Minneapolis resident Kate Rime was tired of the endless parade of consumption, the steady yearning to buy, buy, buy. She wanted to reject the “must-have/I need” mentality.

Kate and her husband, Austin, had already decided to limit their purchases and buy less “stuff.” They had started paying attention to where, exactly, the stuff they do buy actually comes from, and how it is made. They eat local and organic foods whenever possible, shop at farmers’ markets and their local co-op, and in the summer months, join a Community Supported Agriculture (CSA) farm. They use nontoxic cleaning supplies (lots of borax and baking soda) and are firm in their commitment to reduce, reuse, and recycle.

When little Solveig (now one) joined their family, “we had to figure out how to apply our goal of living a more sustainable lifestyle to parenting,” Kate says.

At first, it wasn’t easy. “Parents are constantly receiving messages that their kids “need” this and “need” that,” Kate says. “There’s always something you’re being told you have to buy. It’s challenging to stick to the basics when receiving that message all the time.”

Kate was determined to (literally) not buy into that way of thinking. “My daughter has a lot of toys and clothes but they are almost all hand-me-downs,” she says. Solveig doesn’t know the difference. She’s happy, and her clothes are unique because they have history.

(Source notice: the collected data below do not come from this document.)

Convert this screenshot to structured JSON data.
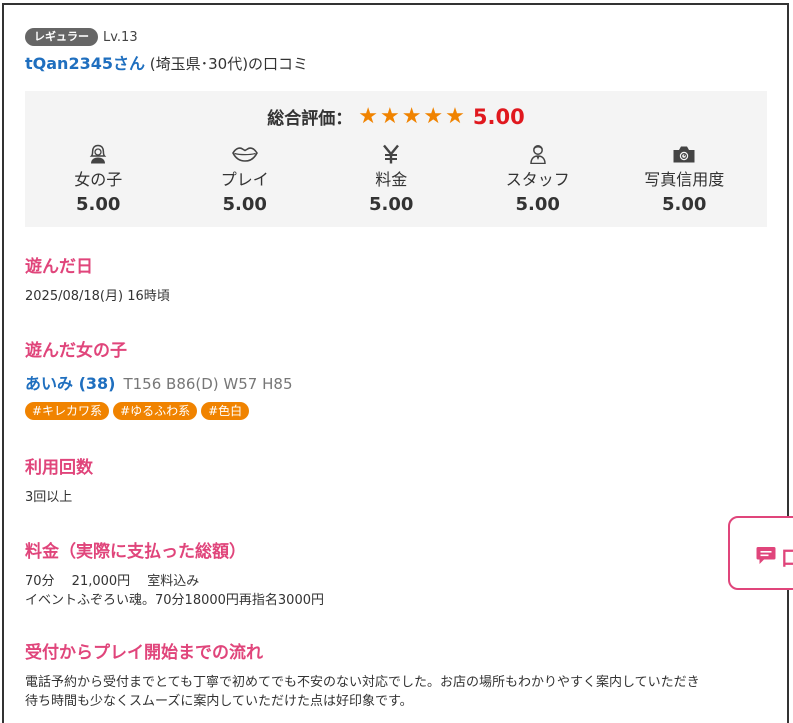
{
  "reviewer": {
    "rank_badge": "レギュラー",
    "level": "Lv.13",
    "name": "tQan2345さん",
    "meta": "(埼玉県･30代)の口コミ"
  },
  "rating": {
    "overall_label": "総合評価：",
    "stars": "★★★★★",
    "overall_score": "5.00",
    "categories": [
      {
        "icon": "girl-icon",
        "label": "女の子",
        "score": "5.00"
      },
      {
        "icon": "lips-icon",
        "label": "プレイ",
        "score": "5.00"
      },
      {
        "icon": "yen-icon",
        "label": "料金",
        "score": "5.00"
      },
      {
        "icon": "staff-icon",
        "label": "スタッフ",
        "score": "5.00"
      },
      {
        "icon": "camera-icon",
        "label": "写真信用度",
        "score": "5.00"
      }
    ]
  },
  "sections": {
    "visit_date": {
      "title": "遊んだ日",
      "text": "2025/08/18(月) 16時頃"
    },
    "girl": {
      "title": "遊んだ女の子",
      "name": "あいみ (38)",
      "stats": "T156 B86(D) W57 H85",
      "tags": [
        "#キレカワ系",
        "#ゆるふわ系",
        "#色白"
      ]
    },
    "usage": {
      "title": "利用回数",
      "text": "3回以上"
    },
    "price": {
      "title": "料金（実際に支払った総額）",
      "line1": "70分　 21,000円　 室料込み",
      "line2": "イベントふぞろい魂。70分18000円再指名3000円"
    },
    "flow": {
      "title": "受付からプレイ開始までの流れ",
      "line1": "電話予約から受付までとても丁寧で初めてでも不安のない対応でした。お店の場所もわかりやすく案内していただき",
      "line2": "待ち時間も少なくスムーズに案内していただけた点は好印象です。"
    }
  },
  "float_button": {
    "label": "口",
    "icon": "comment-icon"
  },
  "colors": {
    "accent_pink": "#e0457b",
    "link_blue": "#1f6fbf",
    "star_orange": "#f08300",
    "score_red": "#e0181e"
  }
}
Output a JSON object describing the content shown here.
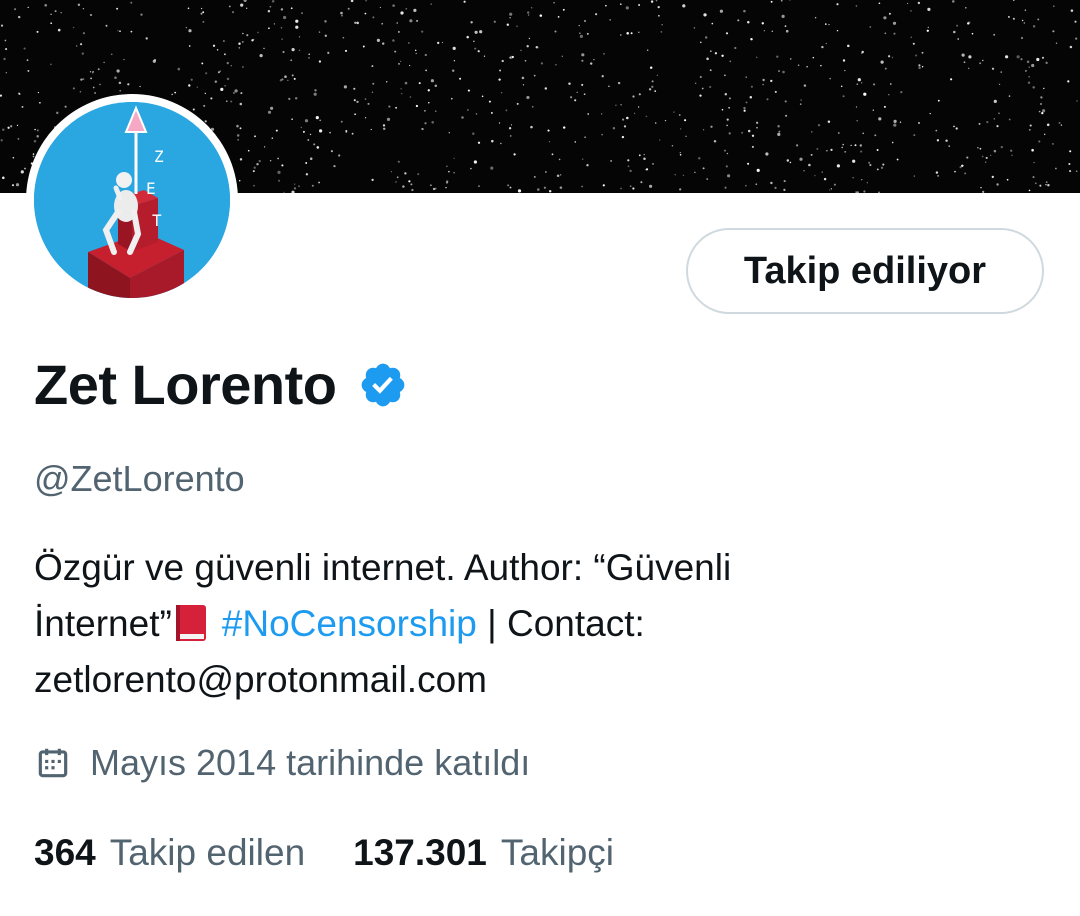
{
  "profile": {
    "name": "Zet Lorento",
    "handle": "@ZetLorento",
    "follow_button_label": "Takip ediliyor",
    "avatar_letters": [
      "Z",
      "E",
      "T"
    ],
    "bio": {
      "line1": "Özgür ve güvenli internet. Author: “Güvenli",
      "line2_start": "İnternet”",
      "hashtag": "#NoCensorship",
      "line2_end": " | Contact:",
      "line3": "zetlorento@protonmail.com"
    },
    "joined": "Mayıs 2014 tarihinde katıldı",
    "stats": {
      "following_count": "364",
      "following_label": "Takip edilen",
      "followers_count": "137.301",
      "followers_label": "Takipçi"
    }
  },
  "icons": {
    "verified": "verified-badge-icon",
    "calendar": "calendar-icon",
    "book": "red-book-emoji"
  },
  "colors": {
    "accent": "#1d9bf0",
    "text": "#0f1419",
    "secondary_text": "#536471",
    "banner": "#050505",
    "avatar_background": "#2aa6e0"
  }
}
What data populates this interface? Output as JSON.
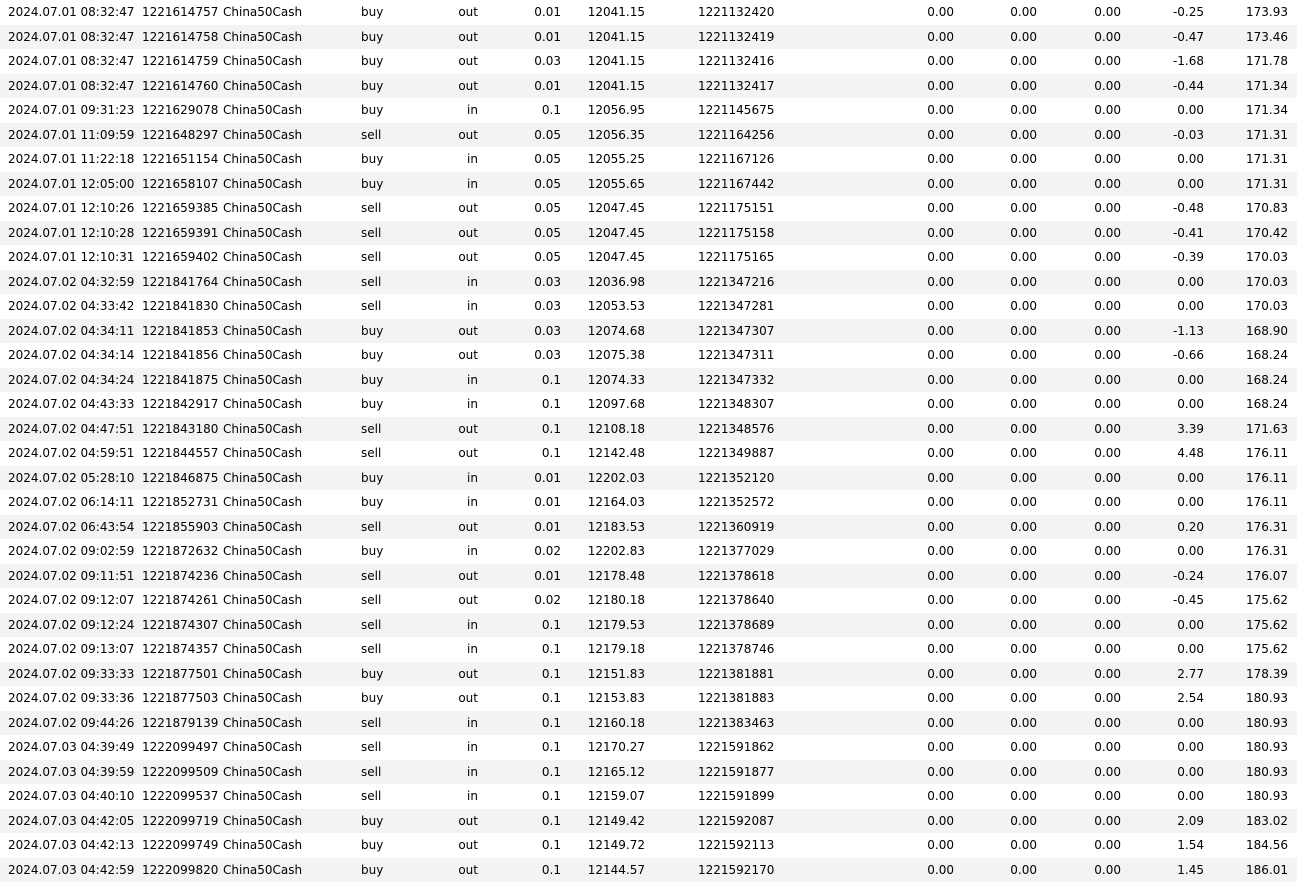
{
  "table": {
    "rows": [
      {
        "time": "2024.07.01 08:32:47",
        "deal": "1221614757",
        "symbol": "China50Cash",
        "type": "buy",
        "direction": "out",
        "volume": "0.01",
        "price": "12041.15",
        "order": "1221132420",
        "commission": "0.00",
        "fee": "0.00",
        "swap": "0.00",
        "profit": "-0.25",
        "balance": "173.93"
      },
      {
        "time": "2024.07.01 08:32:47",
        "deal": "1221614758",
        "symbol": "China50Cash",
        "type": "buy",
        "direction": "out",
        "volume": "0.01",
        "price": "12041.15",
        "order": "1221132419",
        "commission": "0.00",
        "fee": "0.00",
        "swap": "0.00",
        "profit": "-0.47",
        "balance": "173.46"
      },
      {
        "time": "2024.07.01 08:32:47",
        "deal": "1221614759",
        "symbol": "China50Cash",
        "type": "buy",
        "direction": "out",
        "volume": "0.03",
        "price": "12041.15",
        "order": "1221132416",
        "commission": "0.00",
        "fee": "0.00",
        "swap": "0.00",
        "profit": "-1.68",
        "balance": "171.78"
      },
      {
        "time": "2024.07.01 08:32:47",
        "deal": "1221614760",
        "symbol": "China50Cash",
        "type": "buy",
        "direction": "out",
        "volume": "0.01",
        "price": "12041.15",
        "order": "1221132417",
        "commission": "0.00",
        "fee": "0.00",
        "swap": "0.00",
        "profit": "-0.44",
        "balance": "171.34"
      },
      {
        "time": "2024.07.01 09:31:23",
        "deal": "1221629078",
        "symbol": "China50Cash",
        "type": "buy",
        "direction": "in",
        "volume": "0.1",
        "price": "12056.95",
        "order": "1221145675",
        "commission": "0.00",
        "fee": "0.00",
        "swap": "0.00",
        "profit": "0.00",
        "balance": "171.34"
      },
      {
        "time": "2024.07.01 11:09:59",
        "deal": "1221648297",
        "symbol": "China50Cash",
        "type": "sell",
        "direction": "out",
        "volume": "0.05",
        "price": "12056.35",
        "order": "1221164256",
        "commission": "0.00",
        "fee": "0.00",
        "swap": "0.00",
        "profit": "-0.03",
        "balance": "171.31"
      },
      {
        "time": "2024.07.01 11:22:18",
        "deal": "1221651154",
        "symbol": "China50Cash",
        "type": "buy",
        "direction": "in",
        "volume": "0.05",
        "price": "12055.25",
        "order": "1221167126",
        "commission": "0.00",
        "fee": "0.00",
        "swap": "0.00",
        "profit": "0.00",
        "balance": "171.31"
      },
      {
        "time": "2024.07.01 12:05:00",
        "deal": "1221658107",
        "symbol": "China50Cash",
        "type": "buy",
        "direction": "in",
        "volume": "0.05",
        "price": "12055.65",
        "order": "1221167442",
        "commission": "0.00",
        "fee": "0.00",
        "swap": "0.00",
        "profit": "0.00",
        "balance": "171.31"
      },
      {
        "time": "2024.07.01 12:10:26",
        "deal": "1221659385",
        "symbol": "China50Cash",
        "type": "sell",
        "direction": "out",
        "volume": "0.05",
        "price": "12047.45",
        "order": "1221175151",
        "commission": "0.00",
        "fee": "0.00",
        "swap": "0.00",
        "profit": "-0.48",
        "balance": "170.83"
      },
      {
        "time": "2024.07.01 12:10:28",
        "deal": "1221659391",
        "symbol": "China50Cash",
        "type": "sell",
        "direction": "out",
        "volume": "0.05",
        "price": "12047.45",
        "order": "1221175158",
        "commission": "0.00",
        "fee": "0.00",
        "swap": "0.00",
        "profit": "-0.41",
        "balance": "170.42"
      },
      {
        "time": "2024.07.01 12:10:31",
        "deal": "1221659402",
        "symbol": "China50Cash",
        "type": "sell",
        "direction": "out",
        "volume": "0.05",
        "price": "12047.45",
        "order": "1221175165",
        "commission": "0.00",
        "fee": "0.00",
        "swap": "0.00",
        "profit": "-0.39",
        "balance": "170.03"
      },
      {
        "time": "2024.07.02 04:32:59",
        "deal": "1221841764",
        "symbol": "China50Cash",
        "type": "sell",
        "direction": "in",
        "volume": "0.03",
        "price": "12036.98",
        "order": "1221347216",
        "commission": "0.00",
        "fee": "0.00",
        "swap": "0.00",
        "profit": "0.00",
        "balance": "170.03"
      },
      {
        "time": "2024.07.02 04:33:42",
        "deal": "1221841830",
        "symbol": "China50Cash",
        "type": "sell",
        "direction": "in",
        "volume": "0.03",
        "price": "12053.53",
        "order": "1221347281",
        "commission": "0.00",
        "fee": "0.00",
        "swap": "0.00",
        "profit": "0.00",
        "balance": "170.03"
      },
      {
        "time": "2024.07.02 04:34:11",
        "deal": "1221841853",
        "symbol": "China50Cash",
        "type": "buy",
        "direction": "out",
        "volume": "0.03",
        "price": "12074.68",
        "order": "1221347307",
        "commission": "0.00",
        "fee": "0.00",
        "swap": "0.00",
        "profit": "-1.13",
        "balance": "168.90"
      },
      {
        "time": "2024.07.02 04:34:14",
        "deal": "1221841856",
        "symbol": "China50Cash",
        "type": "buy",
        "direction": "out",
        "volume": "0.03",
        "price": "12075.38",
        "order": "1221347311",
        "commission": "0.00",
        "fee": "0.00",
        "swap": "0.00",
        "profit": "-0.66",
        "balance": "168.24"
      },
      {
        "time": "2024.07.02 04:34:24",
        "deal": "1221841875",
        "symbol": "China50Cash",
        "type": "buy",
        "direction": "in",
        "volume": "0.1",
        "price": "12074.33",
        "order": "1221347332",
        "commission": "0.00",
        "fee": "0.00",
        "swap": "0.00",
        "profit": "0.00",
        "balance": "168.24"
      },
      {
        "time": "2024.07.02 04:43:33",
        "deal": "1221842917",
        "symbol": "China50Cash",
        "type": "buy",
        "direction": "in",
        "volume": "0.1",
        "price": "12097.68",
        "order": "1221348307",
        "commission": "0.00",
        "fee": "0.00",
        "swap": "0.00",
        "profit": "0.00",
        "balance": "168.24"
      },
      {
        "time": "2024.07.02 04:47:51",
        "deal": "1221843180",
        "symbol": "China50Cash",
        "type": "sell",
        "direction": "out",
        "volume": "0.1",
        "price": "12108.18",
        "order": "1221348576",
        "commission": "0.00",
        "fee": "0.00",
        "swap": "0.00",
        "profit": "3.39",
        "balance": "171.63"
      },
      {
        "time": "2024.07.02 04:59:51",
        "deal": "1221844557",
        "symbol": "China50Cash",
        "type": "sell",
        "direction": "out",
        "volume": "0.1",
        "price": "12142.48",
        "order": "1221349887",
        "commission": "0.00",
        "fee": "0.00",
        "swap": "0.00",
        "profit": "4.48",
        "balance": "176.11"
      },
      {
        "time": "2024.07.02 05:28:10",
        "deal": "1221846875",
        "symbol": "China50Cash",
        "type": "buy",
        "direction": "in",
        "volume": "0.01",
        "price": "12202.03",
        "order": "1221352120",
        "commission": "0.00",
        "fee": "0.00",
        "swap": "0.00",
        "profit": "0.00",
        "balance": "176.11"
      },
      {
        "time": "2024.07.02 06:14:11",
        "deal": "1221852731",
        "symbol": "China50Cash",
        "type": "buy",
        "direction": "in",
        "volume": "0.01",
        "price": "12164.03",
        "order": "1221352572",
        "commission": "0.00",
        "fee": "0.00",
        "swap": "0.00",
        "profit": "0.00",
        "balance": "176.11"
      },
      {
        "time": "2024.07.02 06:43:54",
        "deal": "1221855903",
        "symbol": "China50Cash",
        "type": "sell",
        "direction": "out",
        "volume": "0.01",
        "price": "12183.53",
        "order": "1221360919",
        "commission": "0.00",
        "fee": "0.00",
        "swap": "0.00",
        "profit": "0.20",
        "balance": "176.31"
      },
      {
        "time": "2024.07.02 09:02:59",
        "deal": "1221872632",
        "symbol": "China50Cash",
        "type": "buy",
        "direction": "in",
        "volume": "0.02",
        "price": "12202.83",
        "order": "1221377029",
        "commission": "0.00",
        "fee": "0.00",
        "swap": "0.00",
        "profit": "0.00",
        "balance": "176.31"
      },
      {
        "time": "2024.07.02 09:11:51",
        "deal": "1221874236",
        "symbol": "China50Cash",
        "type": "sell",
        "direction": "out",
        "volume": "0.01",
        "price": "12178.48",
        "order": "1221378618",
        "commission": "0.00",
        "fee": "0.00",
        "swap": "0.00",
        "profit": "-0.24",
        "balance": "176.07"
      },
      {
        "time": "2024.07.02 09:12:07",
        "deal": "1221874261",
        "symbol": "China50Cash",
        "type": "sell",
        "direction": "out",
        "volume": "0.02",
        "price": "12180.18",
        "order": "1221378640",
        "commission": "0.00",
        "fee": "0.00",
        "swap": "0.00",
        "profit": "-0.45",
        "balance": "175.62"
      },
      {
        "time": "2024.07.02 09:12:24",
        "deal": "1221874307",
        "symbol": "China50Cash",
        "type": "sell",
        "direction": "in",
        "volume": "0.1",
        "price": "12179.53",
        "order": "1221378689",
        "commission": "0.00",
        "fee": "0.00",
        "swap": "0.00",
        "profit": "0.00",
        "balance": "175.62"
      },
      {
        "time": "2024.07.02 09:13:07",
        "deal": "1221874357",
        "symbol": "China50Cash",
        "type": "sell",
        "direction": "in",
        "volume": "0.1",
        "price": "12179.18",
        "order": "1221378746",
        "commission": "0.00",
        "fee": "0.00",
        "swap": "0.00",
        "profit": "0.00",
        "balance": "175.62"
      },
      {
        "time": "2024.07.02 09:33:33",
        "deal": "1221877501",
        "symbol": "China50Cash",
        "type": "buy",
        "direction": "out",
        "volume": "0.1",
        "price": "12151.83",
        "order": "1221381881",
        "commission": "0.00",
        "fee": "0.00",
        "swap": "0.00",
        "profit": "2.77",
        "balance": "178.39"
      },
      {
        "time": "2024.07.02 09:33:36",
        "deal": "1221877503",
        "symbol": "China50Cash",
        "type": "buy",
        "direction": "out",
        "volume": "0.1",
        "price": "12153.83",
        "order": "1221381883",
        "commission": "0.00",
        "fee": "0.00",
        "swap": "0.00",
        "profit": "2.54",
        "balance": "180.93"
      },
      {
        "time": "2024.07.02 09:44:26",
        "deal": "1221879139",
        "symbol": "China50Cash",
        "type": "sell",
        "direction": "in",
        "volume": "0.1",
        "price": "12160.18",
        "order": "1221383463",
        "commission": "0.00",
        "fee": "0.00",
        "swap": "0.00",
        "profit": "0.00",
        "balance": "180.93"
      },
      {
        "time": "2024.07.03 04:39:49",
        "deal": "1222099497",
        "symbol": "China50Cash",
        "type": "sell",
        "direction": "in",
        "volume": "0.1",
        "price": "12170.27",
        "order": "1221591862",
        "commission": "0.00",
        "fee": "0.00",
        "swap": "0.00",
        "profit": "0.00",
        "balance": "180.93"
      },
      {
        "time": "2024.07.03 04:39:59",
        "deal": "1222099509",
        "symbol": "China50Cash",
        "type": "sell",
        "direction": "in",
        "volume": "0.1",
        "price": "12165.12",
        "order": "1221591877",
        "commission": "0.00",
        "fee": "0.00",
        "swap": "0.00",
        "profit": "0.00",
        "balance": "180.93"
      },
      {
        "time": "2024.07.03 04:40:10",
        "deal": "1222099537",
        "symbol": "China50Cash",
        "type": "sell",
        "direction": "in",
        "volume": "0.1",
        "price": "12159.07",
        "order": "1221591899",
        "commission": "0.00",
        "fee": "0.00",
        "swap": "0.00",
        "profit": "0.00",
        "balance": "180.93"
      },
      {
        "time": "2024.07.03 04:42:05",
        "deal": "1222099719",
        "symbol": "China50Cash",
        "type": "buy",
        "direction": "out",
        "volume": "0.1",
        "price": "12149.42",
        "order": "1221592087",
        "commission": "0.00",
        "fee": "0.00",
        "swap": "0.00",
        "profit": "2.09",
        "balance": "183.02"
      },
      {
        "time": "2024.07.03 04:42:13",
        "deal": "1222099749",
        "symbol": "China50Cash",
        "type": "buy",
        "direction": "out",
        "volume": "0.1",
        "price": "12149.72",
        "order": "1221592113",
        "commission": "0.00",
        "fee": "0.00",
        "swap": "0.00",
        "profit": "1.54",
        "balance": "184.56"
      },
      {
        "time": "2024.07.03 04:42:59",
        "deal": "1222099820",
        "symbol": "China50Cash",
        "type": "buy",
        "direction": "out",
        "volume": "0.1",
        "price": "12144.57",
        "order": "1221592170",
        "commission": "0.00",
        "fee": "0.00",
        "swap": "0.00",
        "profit": "1.45",
        "balance": "186.01"
      }
    ]
  },
  "colors": {
    "alt_row_background": "#f3f3f3",
    "row_background": "#ffffff",
    "text": "#000000"
  }
}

Solveig is growing up green in other ways, too. She wears cloth diapers rather than disposables—much better-smelling and easier to manage than Kate originally anticipated, eats organic food (homemade when possible), and spends a lot of time outside in the fresh air.

Kate and Austin hope that one day, through their example, Solveig will learn to value friends and family, adventures, and experiences rather than things. They hope she will appreciate the beauty of the earth and the importance of protecting it, now and for future generations.